Is Delaware the new tax hell?
The Sun's editorial page notes that Delaware, long reputed tax haven, is cranking up taxes to fill an enormous budget gap. Delaware Gov. Jack Markell, it reports, has:
increased the state's gross receipts tax to about 2.1 percent and the income tax on top earners to 6.95 percent. (And when Delaware says "top earners," it means anybody making more than $60,000 a year.) Taxes on cigarettes, alcohol and slot machine proceeds are going up, too. The state is increasing corporate franchise taxes and the public utility tax and is resurrecting the estate tax.All that still probably won't bring our neighbors to quite the level of Maryland's combined state and local taxation. The Washington-based Tax Foundation ranked Maryland fourth in that measure in 2008, while Delaware came in 24th at 9.5 percent. This new increase would put Delaware in the 10 percent range, still lower than Maryland's 10.8 percent. That difference amounts to about $1,187 less in taxes per person in Delaware. Then again, Marylanders make $7,820 more per capita than their counterparts in the First State, so moving still might not be such a great idea.

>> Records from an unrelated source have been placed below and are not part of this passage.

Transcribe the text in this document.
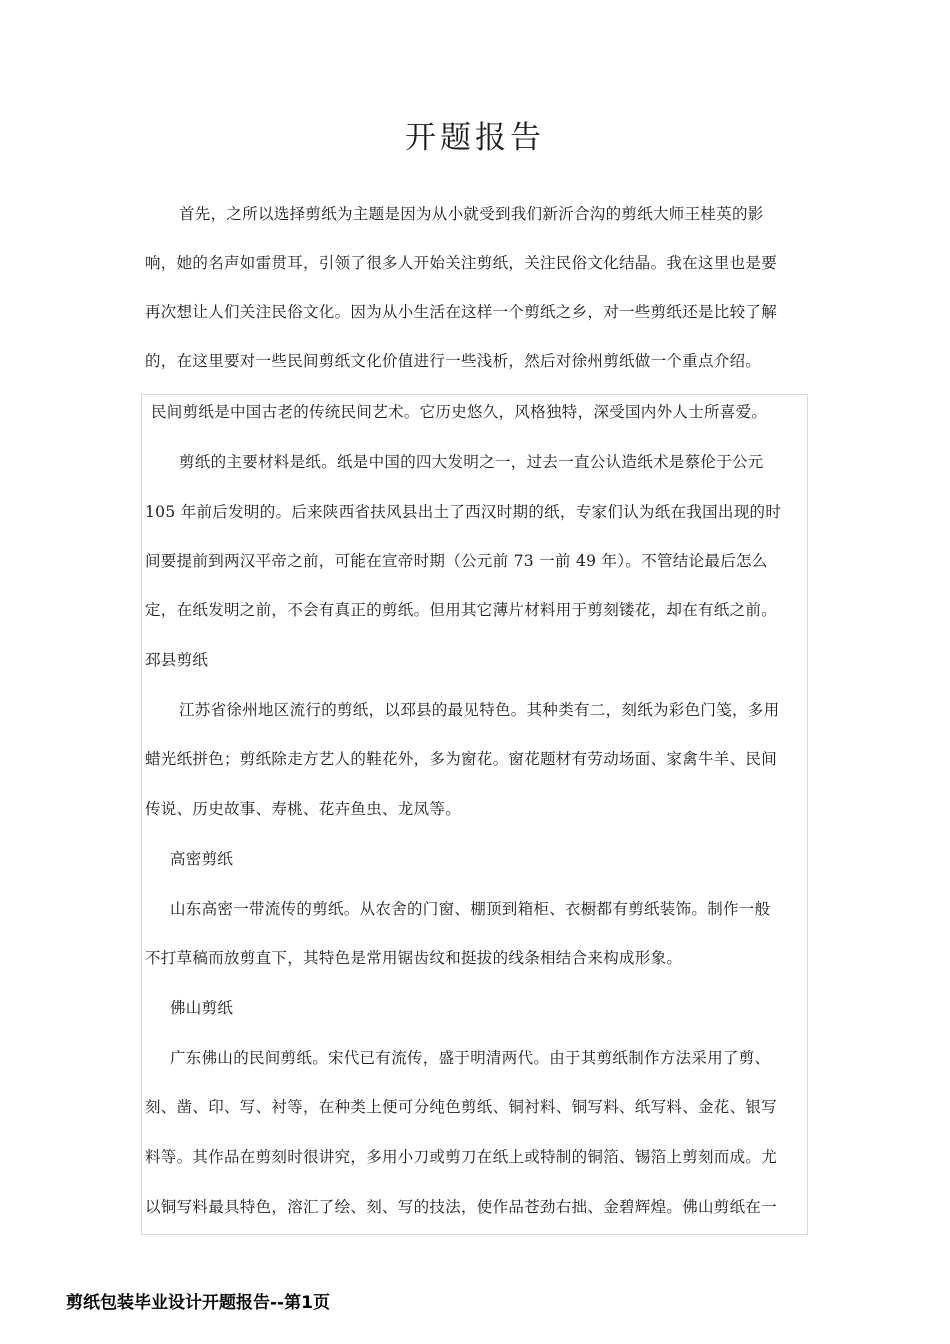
开题报告
首先，之所以选择剪纸为主题是因为从小就受到我们新沂合沟的剪纸大师王桂英的影
响，她的名声如雷贯耳，引领了很多人开始关注剪纸，关注民俗文化结晶。我在这里也是要
再次想让人们关注民俗文化。因为从小生活在这样一个剪纸之乡，对一些剪纸还是比较了解
的，在这里要对一些民间剪纸文化价值进行一些浅析，然后对徐州剪纸做一个重点介绍。
民间剪纸是中国古老的传统民间艺术。它历史悠久，风格独特，深受国内外人士所喜爱。
剪纸的主要材料是纸。纸是中国的四大发明之一，过去一直公认造纸术是蔡伦于公元
105 年前后发明的。后来陕西省扶风县出土了西汉时期的纸，专家们认为纸在我国出现的时
间要提前到两汉平帝之前，可能在宣帝时期（公元前 73 一前 49 年）。不管结论最后怎么
定，在纸发明之前，不会有真正的剪纸。但用其它薄片材料用于剪刻镂花，却在有纸之前。
邳县剪纸
江苏省徐州地区流行的剪纸，以邳县的最见特色。其种类有二，刻纸为彩色门笺，多用
蜡光纸拼色；剪纸除走方艺人的鞋花外，多为窗花。窗花题材有劳动场面、家禽牛羊、民间
传说、历史故事、寿桃、花卉鱼虫、龙凤等。
高密剪纸
山东高密一带流传的剪纸。从农舍的门窗、棚顶到箱柜、衣橱都有剪纸装饰。制作一般
不打草稿而放剪直下，其特色是常用锯齿纹和挺拔的线条相结合来构成形象。
佛山剪纸
广东佛山的民间剪纸。宋代已有流传，盛于明清两代。由于其剪纸制作方法采用了剪、
刻、凿、印、写、衬等，在种类上便可分纯色剪纸、铜衬料、铜写料、纸写料、金花、银写
料等。其作品在剪刻时很讲究，多用小刀或剪刀在纸上或特制的铜箔、锡箔上剪刻而成。尤
以铜写料最具特色，溶汇了绘、刻、写的技法，使作品苍劲右拙、金碧辉煌。佛山剪纸在一
剪纸包装毕业设计开题报告--第1页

I think Delaware may still look pretty good next to Maryland the next time the Tax Foundation does its study. Delaware's gross receipts tax -- a stealth sales tax -- is still far lower than Maryland's 6 percent sales tax. Unlike Maryland, Delaware has no "piggyback" income tax for localities. So even a top income-tax bracket in Delaware of 6.95 percent is far less than what most Marylanders pay even in lower brackets for the combined state and local income tax. That's the first thing taxpayers see.
(Note that the Tax Foundation percentages are not tax brackets. Rather they represent all state and local taxes -- property, sales, income etc. -- paid by people in that state as a percentage of personal income.)







Comments
Geez... how misguided is it when even a columnist at its own paper calls B.S. on the editorial board's drivel?